Pat Doyle, the chief executive of homeless charity the Peter McVerry Trust, is set to resign from the position after nearly 20 years in the role.
In a message to staff on Friday evening, Mr Doyle announced he would be leaving the position at the end of May.
“After much consideration and considerable reflection, earlier this week I notified our founder and the chair of the board of my intention to resign as CEO of Peter McVerry Trust with a view to relinquishing the post on May 31st , 2023,” he wrote.
The long-serving homelessness chief executive said it had been a “tremendous honour” to work alongside Peter McVerry, who founded the charity, to develop the trust into a “national housing and homeless organisation”.
“I have loved it, cared for it and worried about it as if it was family,” Mr Doyle said.
Mr Doyle took over as chief executive of the charity in 2005 and said “now is a fitting time to step aside”.
He told staff on Friday he now planned to return to “where it all started” 34 years ago and work on a “one-to-one basis” with those who were homeless.
The email to staff said the organisation currently provided 1,097 homeless hostel beds, 107 addiction beds, 47 beds for children, and more than 1,000 other residential units.
The charity was also managing 589 Housing First tenancies, which provide single homeless adults their own flat alongside supports to help them work on addiction or mental health problems.
Mr Doyle said he wanted to thank Peter McVerry “for putting his trust in me”, and the staff who worked for the charity during his time in charge. He said it had been “a great honour to be part of a growing, dynamic organisation”.
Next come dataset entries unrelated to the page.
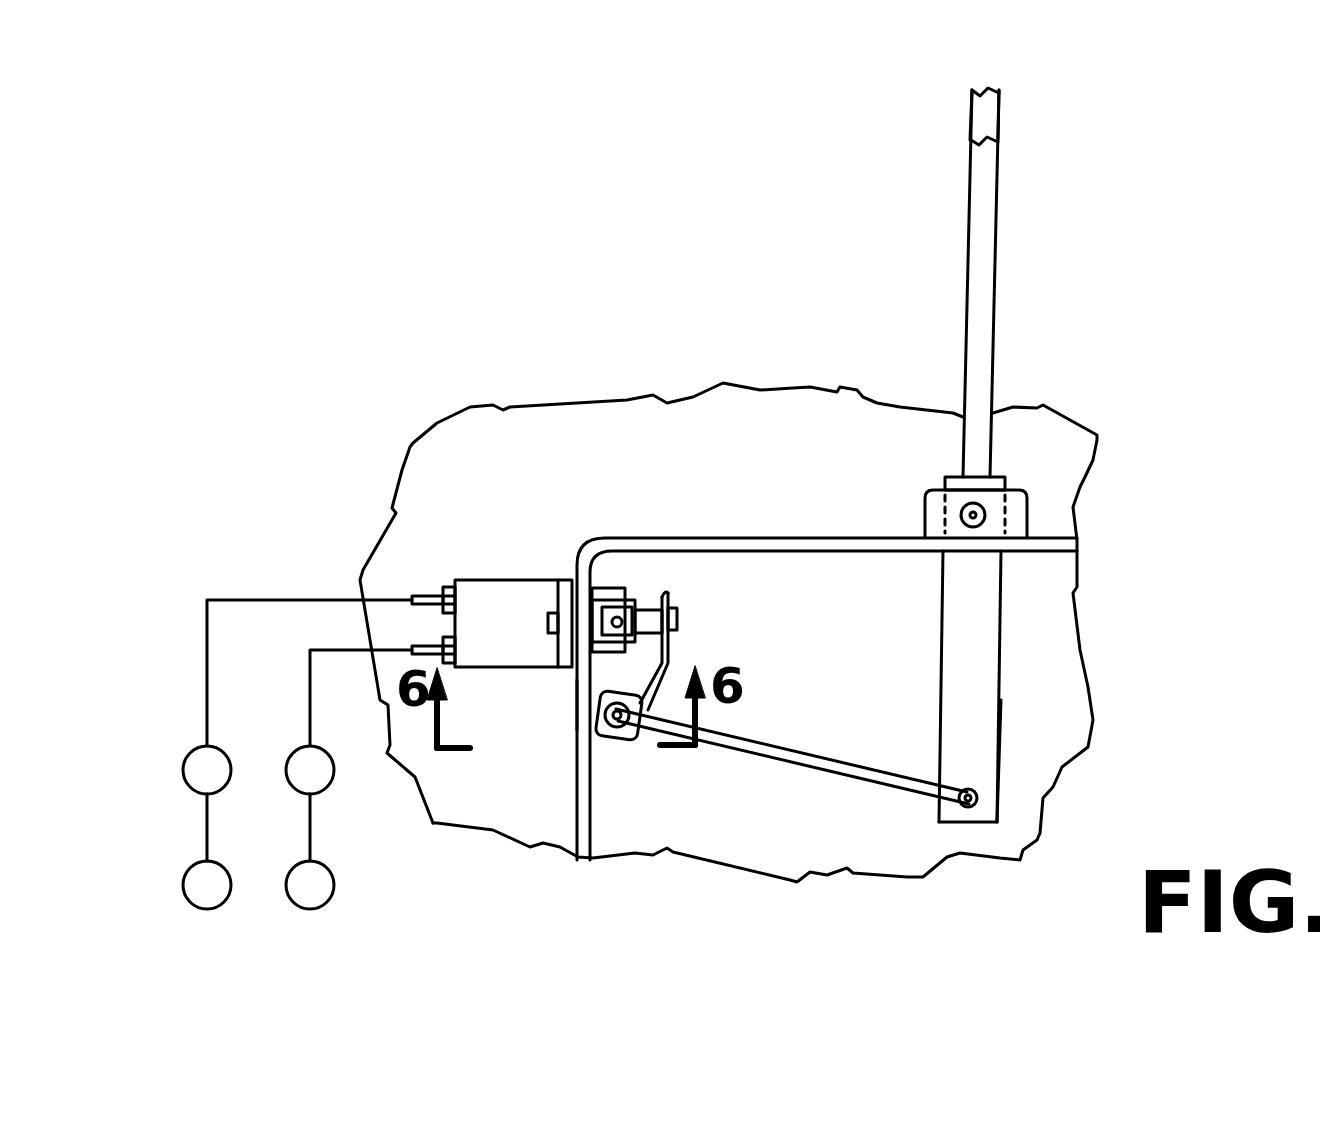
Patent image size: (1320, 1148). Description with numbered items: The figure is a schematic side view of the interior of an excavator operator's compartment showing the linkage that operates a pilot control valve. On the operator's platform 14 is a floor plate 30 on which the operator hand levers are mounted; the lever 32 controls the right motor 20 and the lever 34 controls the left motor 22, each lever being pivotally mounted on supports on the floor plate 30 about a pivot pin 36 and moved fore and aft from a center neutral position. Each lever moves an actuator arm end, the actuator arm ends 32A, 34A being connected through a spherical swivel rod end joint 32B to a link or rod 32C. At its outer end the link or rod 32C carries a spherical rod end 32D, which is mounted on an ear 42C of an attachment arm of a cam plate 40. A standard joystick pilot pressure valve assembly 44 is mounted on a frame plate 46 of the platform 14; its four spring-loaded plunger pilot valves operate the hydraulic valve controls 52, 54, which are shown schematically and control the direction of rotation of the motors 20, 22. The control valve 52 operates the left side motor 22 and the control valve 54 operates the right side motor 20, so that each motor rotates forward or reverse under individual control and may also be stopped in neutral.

The operator's platform 14 is at (784, 455).
The right motor 20 is at (190, 875).
The left motor 22 is at (332, 878).
The operator's platform floor plate 30 is at (1057, 537).
The hand lever 32 is at (977, 173).
The actuator arm end 32A is at (960, 747).
The spherical swivel rod end joint 32B is at (977, 802).
The link or rod 32C is at (828, 773).
The spherical rod end bearing 32D is at (605, 740).
The hand lever 34 is at (978, 110).
The actuator arm end 34A is at (962, 693).
The pivot pin 36 is at (965, 507).
The cam plate 40 is at (667, 597).
The ear 42C is at (613, 693).
The joystick pilot pressure valve assembly 44 is at (508, 608).
The frame plate 46 is at (573, 703).
The hydraulic valve control 52 is at (332, 770).
The hydraulic valve control 54 is at (190, 760).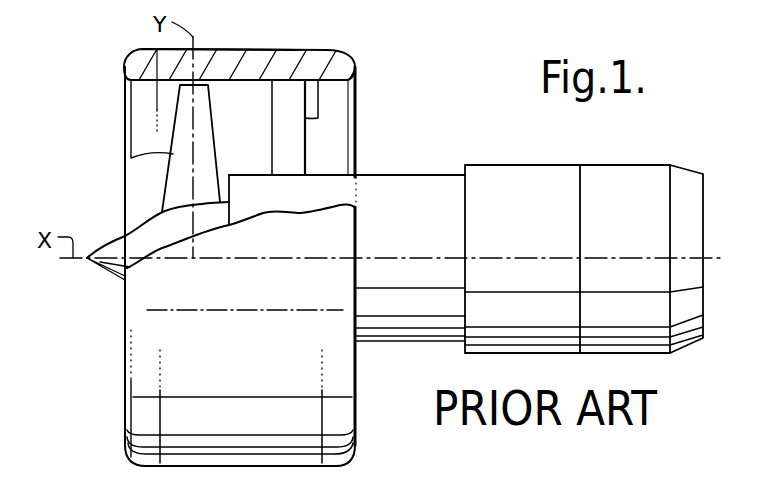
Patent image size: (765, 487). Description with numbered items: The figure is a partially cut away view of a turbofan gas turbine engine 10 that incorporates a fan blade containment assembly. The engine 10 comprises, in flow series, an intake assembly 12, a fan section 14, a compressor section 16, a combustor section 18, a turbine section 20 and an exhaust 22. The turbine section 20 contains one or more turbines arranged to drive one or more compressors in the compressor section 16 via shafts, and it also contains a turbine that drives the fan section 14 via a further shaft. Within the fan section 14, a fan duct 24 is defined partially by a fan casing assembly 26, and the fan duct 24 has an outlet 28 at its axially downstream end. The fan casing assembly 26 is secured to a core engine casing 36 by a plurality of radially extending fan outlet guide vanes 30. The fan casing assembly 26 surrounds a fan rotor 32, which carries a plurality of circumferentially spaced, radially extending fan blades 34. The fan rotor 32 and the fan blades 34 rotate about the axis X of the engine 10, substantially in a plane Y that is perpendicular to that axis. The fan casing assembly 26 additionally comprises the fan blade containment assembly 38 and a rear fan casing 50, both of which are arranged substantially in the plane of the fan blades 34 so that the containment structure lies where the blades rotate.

The turbofan gas turbine engine 10 is at (452, 86).
The intake assembly 12 is at (128, 59).
The fan section 14 is at (106, 115).
The compressor section 16 is at (433, 207).
The combustor section 18 is at (505, 197).
The turbine section 20 is at (620, 190).
The exhaust 22 is at (687, 193).
The fan duct 24 is at (258, 137).
The fan casing assembly 26 is at (208, 46).
The outlet 28 is at (356, 88).
The fan outlet guide vanes 30 is at (319, 118).
The fan rotor 32 is at (122, 241).
The fan blades 34 is at (124, 157).
The core engine casing 36 is at (418, 170).
The fan blade containment assembly 38 is at (167, 48).
The rear fan casing 50 is at (303, 60).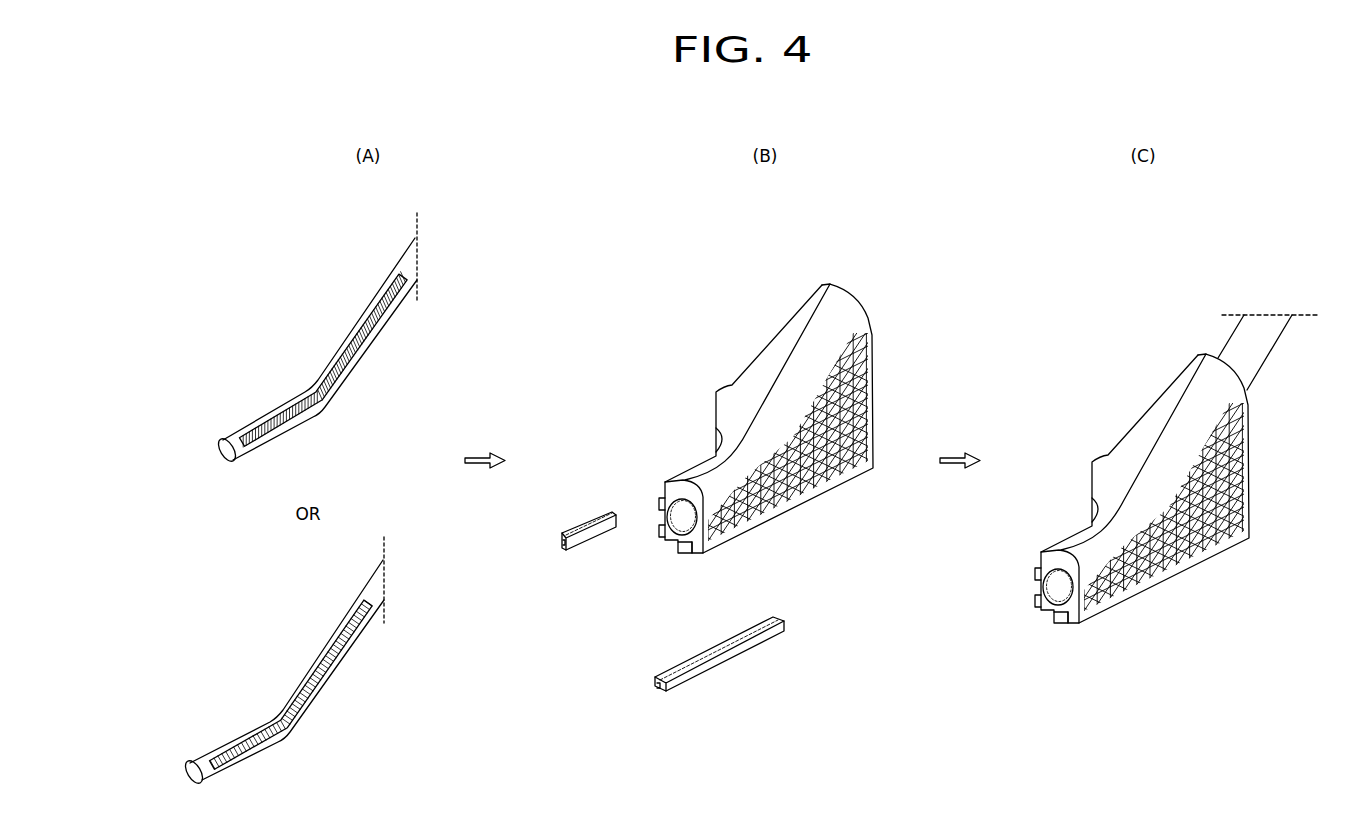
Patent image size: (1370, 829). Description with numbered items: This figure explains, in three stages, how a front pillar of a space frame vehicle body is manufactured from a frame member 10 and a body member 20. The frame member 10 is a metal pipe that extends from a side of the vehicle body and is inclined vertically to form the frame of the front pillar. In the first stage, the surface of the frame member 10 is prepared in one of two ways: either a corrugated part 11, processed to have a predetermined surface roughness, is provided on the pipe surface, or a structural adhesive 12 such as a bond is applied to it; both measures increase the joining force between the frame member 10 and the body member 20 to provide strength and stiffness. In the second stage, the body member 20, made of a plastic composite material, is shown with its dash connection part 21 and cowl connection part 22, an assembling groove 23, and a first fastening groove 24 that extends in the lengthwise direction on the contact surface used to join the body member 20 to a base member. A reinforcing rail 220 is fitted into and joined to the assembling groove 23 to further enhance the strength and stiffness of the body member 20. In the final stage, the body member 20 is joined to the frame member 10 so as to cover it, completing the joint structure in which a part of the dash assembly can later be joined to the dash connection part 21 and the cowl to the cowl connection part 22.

The frame member 10 is at (407, 266).
The corrugated part 11 is at (357, 360).
The structural adhesive 12 is at (320, 690).
The body member 20 is at (840, 477).
The dash connection part 21 is at (1068, 548).
The cowl connection part 22 is at (1145, 430).
The assembling groove 23 is at (662, 520).
The first fastening groove 24 is at (665, 495).
The reinforcing rail 220 is at (588, 518).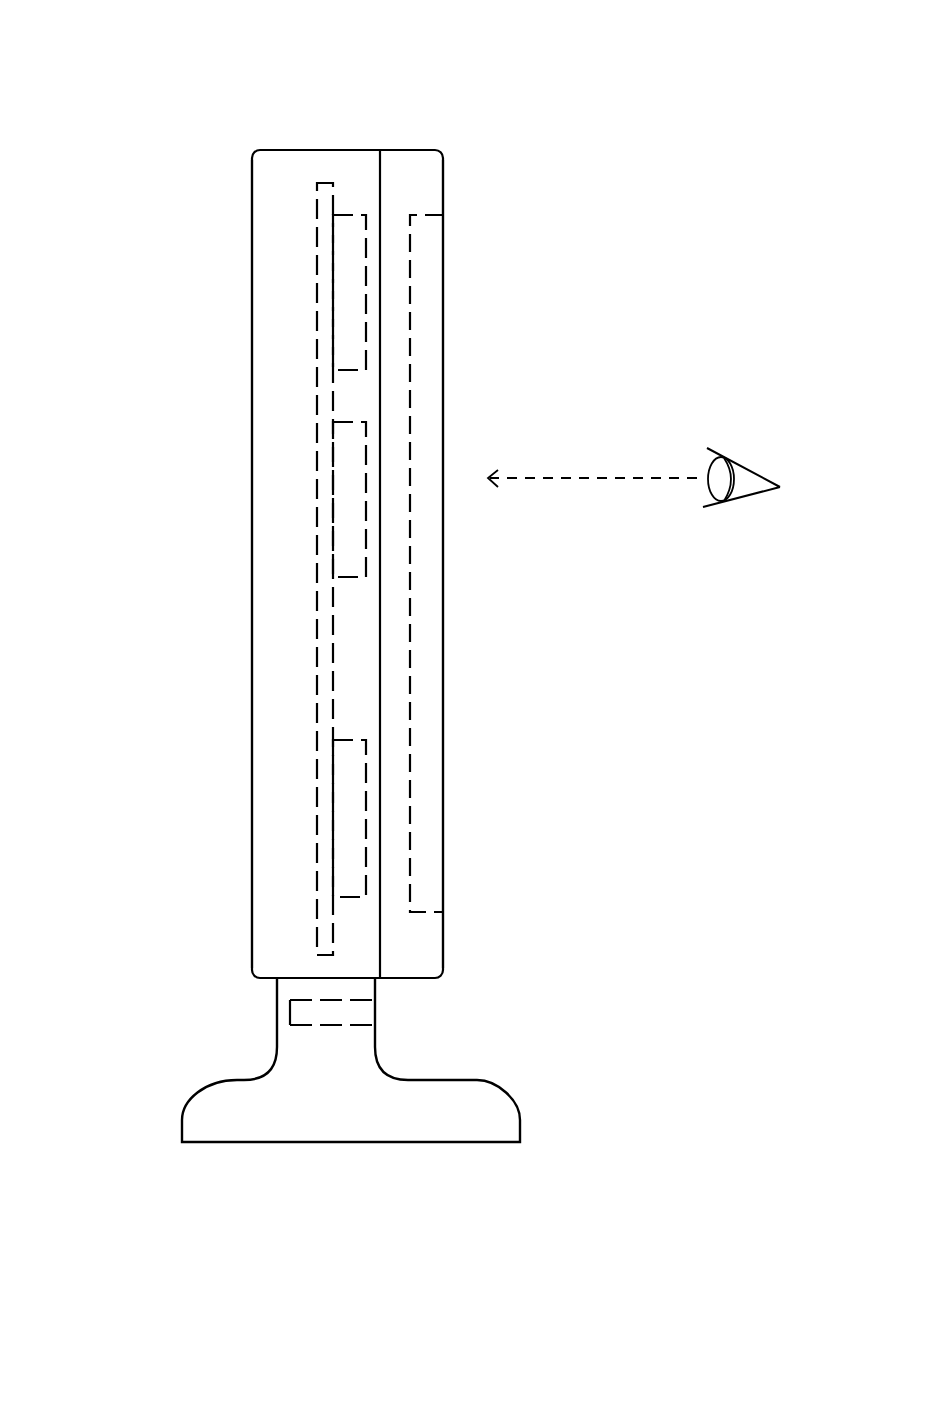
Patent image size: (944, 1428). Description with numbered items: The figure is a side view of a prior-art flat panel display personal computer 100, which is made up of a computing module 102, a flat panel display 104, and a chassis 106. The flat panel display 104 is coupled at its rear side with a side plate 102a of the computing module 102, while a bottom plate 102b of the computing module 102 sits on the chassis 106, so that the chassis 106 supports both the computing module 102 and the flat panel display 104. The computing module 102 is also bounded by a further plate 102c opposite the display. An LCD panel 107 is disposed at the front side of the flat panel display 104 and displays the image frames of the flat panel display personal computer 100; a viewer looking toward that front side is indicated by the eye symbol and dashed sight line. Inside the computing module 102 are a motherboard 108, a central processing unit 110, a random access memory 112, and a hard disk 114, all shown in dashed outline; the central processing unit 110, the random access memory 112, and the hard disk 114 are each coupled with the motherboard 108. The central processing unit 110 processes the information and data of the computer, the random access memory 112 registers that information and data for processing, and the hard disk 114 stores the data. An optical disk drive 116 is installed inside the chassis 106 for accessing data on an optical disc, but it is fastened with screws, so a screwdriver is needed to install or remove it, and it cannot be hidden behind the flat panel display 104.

The flat panel display personal computer 100 is at (628, 150).
The computing module 102 is at (307, 149).
The side plate 102a is at (380, 188).
The bottom plate 102b is at (268, 982).
The rear surface of housing 102c is at (270, 193).
The flat panel display 104 is at (432, 193).
The chassis 106 is at (456, 1130).
The LCD panel 107 is at (430, 352).
The motherboard 108 is at (326, 726).
The central processing unit 110 is at (346, 232).
The random access memory 112 is at (341, 472).
The hard disk 114 is at (342, 876).
The optical disk drive 116 is at (362, 1012).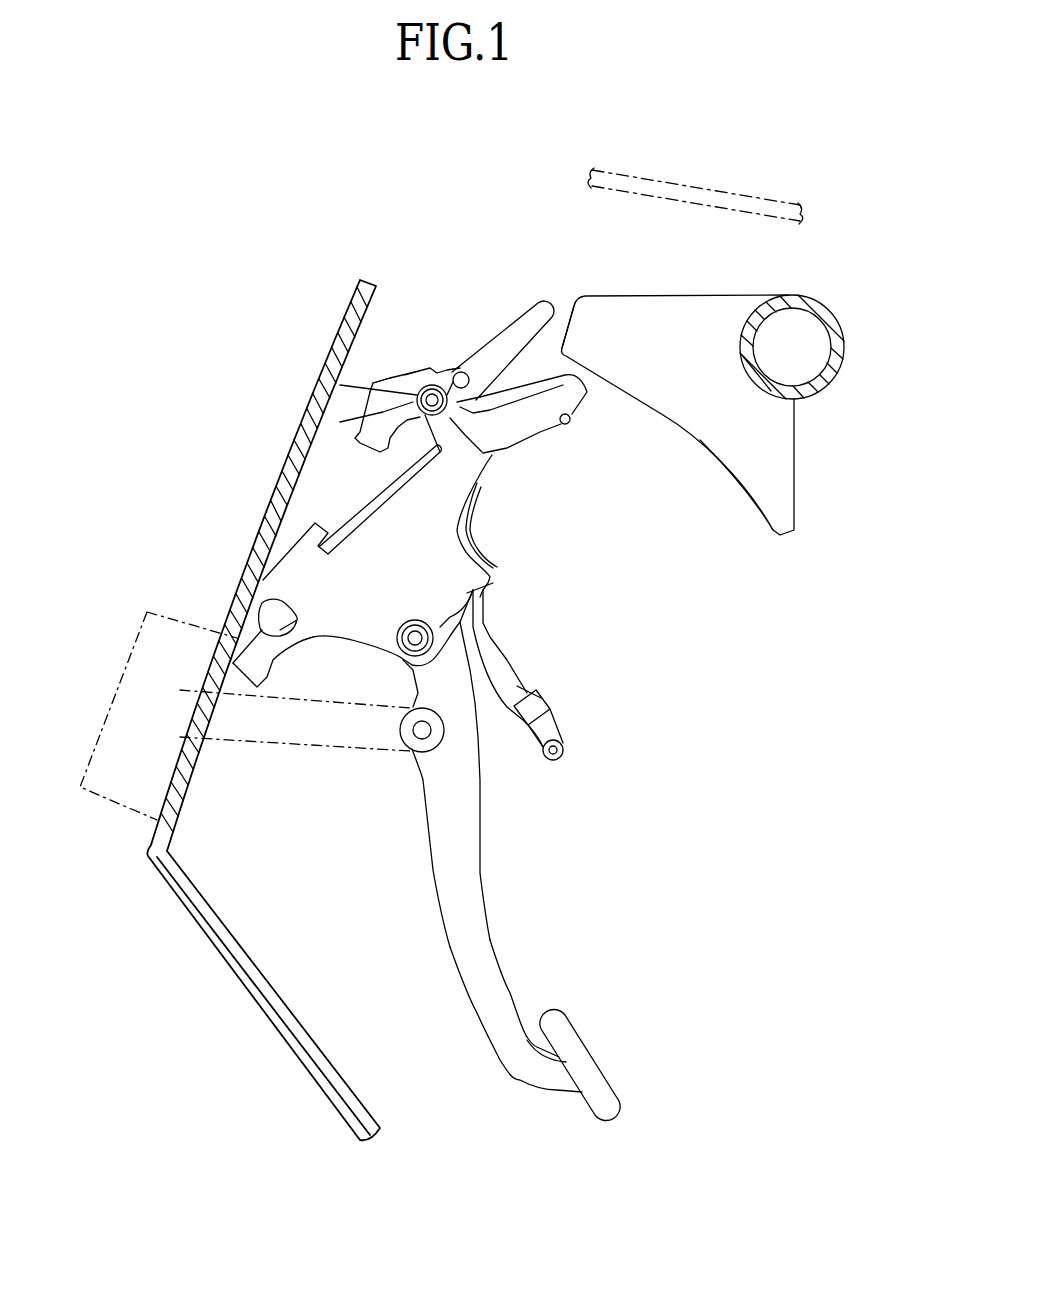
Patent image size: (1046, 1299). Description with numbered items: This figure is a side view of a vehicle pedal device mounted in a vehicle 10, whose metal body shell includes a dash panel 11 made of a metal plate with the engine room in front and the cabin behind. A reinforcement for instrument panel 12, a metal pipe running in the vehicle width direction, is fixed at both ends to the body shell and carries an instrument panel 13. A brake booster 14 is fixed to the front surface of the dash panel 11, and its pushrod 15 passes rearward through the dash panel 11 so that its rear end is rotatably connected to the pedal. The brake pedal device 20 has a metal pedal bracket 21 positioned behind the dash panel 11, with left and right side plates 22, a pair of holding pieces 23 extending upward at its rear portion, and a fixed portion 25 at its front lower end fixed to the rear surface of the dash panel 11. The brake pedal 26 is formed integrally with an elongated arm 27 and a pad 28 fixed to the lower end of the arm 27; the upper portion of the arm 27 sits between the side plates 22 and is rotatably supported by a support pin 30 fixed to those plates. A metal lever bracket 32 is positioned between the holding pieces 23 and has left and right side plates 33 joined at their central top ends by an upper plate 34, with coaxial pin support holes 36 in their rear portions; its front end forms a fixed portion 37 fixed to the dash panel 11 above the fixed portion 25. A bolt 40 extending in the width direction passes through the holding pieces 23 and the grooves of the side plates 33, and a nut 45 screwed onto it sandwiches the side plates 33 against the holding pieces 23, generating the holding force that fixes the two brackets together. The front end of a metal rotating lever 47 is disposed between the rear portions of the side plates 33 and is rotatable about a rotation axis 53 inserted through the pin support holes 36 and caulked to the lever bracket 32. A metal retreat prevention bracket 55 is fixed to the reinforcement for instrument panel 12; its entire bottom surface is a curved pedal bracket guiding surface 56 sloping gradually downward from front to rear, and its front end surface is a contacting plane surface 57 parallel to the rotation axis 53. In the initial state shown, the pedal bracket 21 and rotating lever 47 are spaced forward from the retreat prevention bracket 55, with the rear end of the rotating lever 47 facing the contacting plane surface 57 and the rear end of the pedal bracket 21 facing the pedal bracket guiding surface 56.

The vehicle 10 is at (607, 826).
The dash panel 11 is at (245, 958).
The reinforcement for instrument panel 12 is at (788, 295).
The instrument panel 13 is at (751, 192).
The brake booster 14 is at (157, 610).
The pushrod 15 is at (237, 735).
The brake pedal device 20 is at (641, 919).
The pedal bracket 21 is at (473, 563).
The side plates 22 is at (483, 590).
The holding pieces 23 is at (500, 451).
The fixed portion 25 is at (253, 612).
The brake pedal 26 is at (477, 880).
The arm 27 is at (488, 953).
The pad 28 is at (595, 1063).
The support pin 30 is at (413, 621).
The lever bracket 32 is at (392, 374).
The side plates 33 is at (387, 378).
The upper plate 34 is at (411, 375).
The pin support holes 36 is at (437, 384).
The fixed portion 37 is at (340, 385).
The bolt 40 is at (360, 432).
The nut 45 is at (340, 422).
The rotating lever 47 is at (516, 318).
The rotation axis 53 is at (462, 370).
The retreat prevention bracket 55 is at (687, 305).
The pedal bracket guiding surface 56 is at (727, 478).
The contacting plane surface 57 is at (568, 297).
He added that he wished to assure staff and senior management of his “full support and assistance” in the handover to a new chief executive in the coming months.
The charity weathered controversy last September after a man was killed in a Housing First tenancy supported by the trust, in Kevin Barry House flat complex in Dublin’s north inner city.
[ Kevin Barry House killing: What now for Housing First policy to move people off streets? ]
Tony Dempsey (28), who was not the tenant, was killed in a violent assault, with his remains laying in the flat for about a week before the alarm was raised.
It emerged following the discovery that local residents had complained for more than a year about problems such as drug use, dealing and violent fights in the flat, after the tenant lost control of the property.
Following a review of the incident the Peter McVerry Trust and the Dublin Region Homeless Executive (DRHE) agreed a number of changes to the management of Housing First tenancies.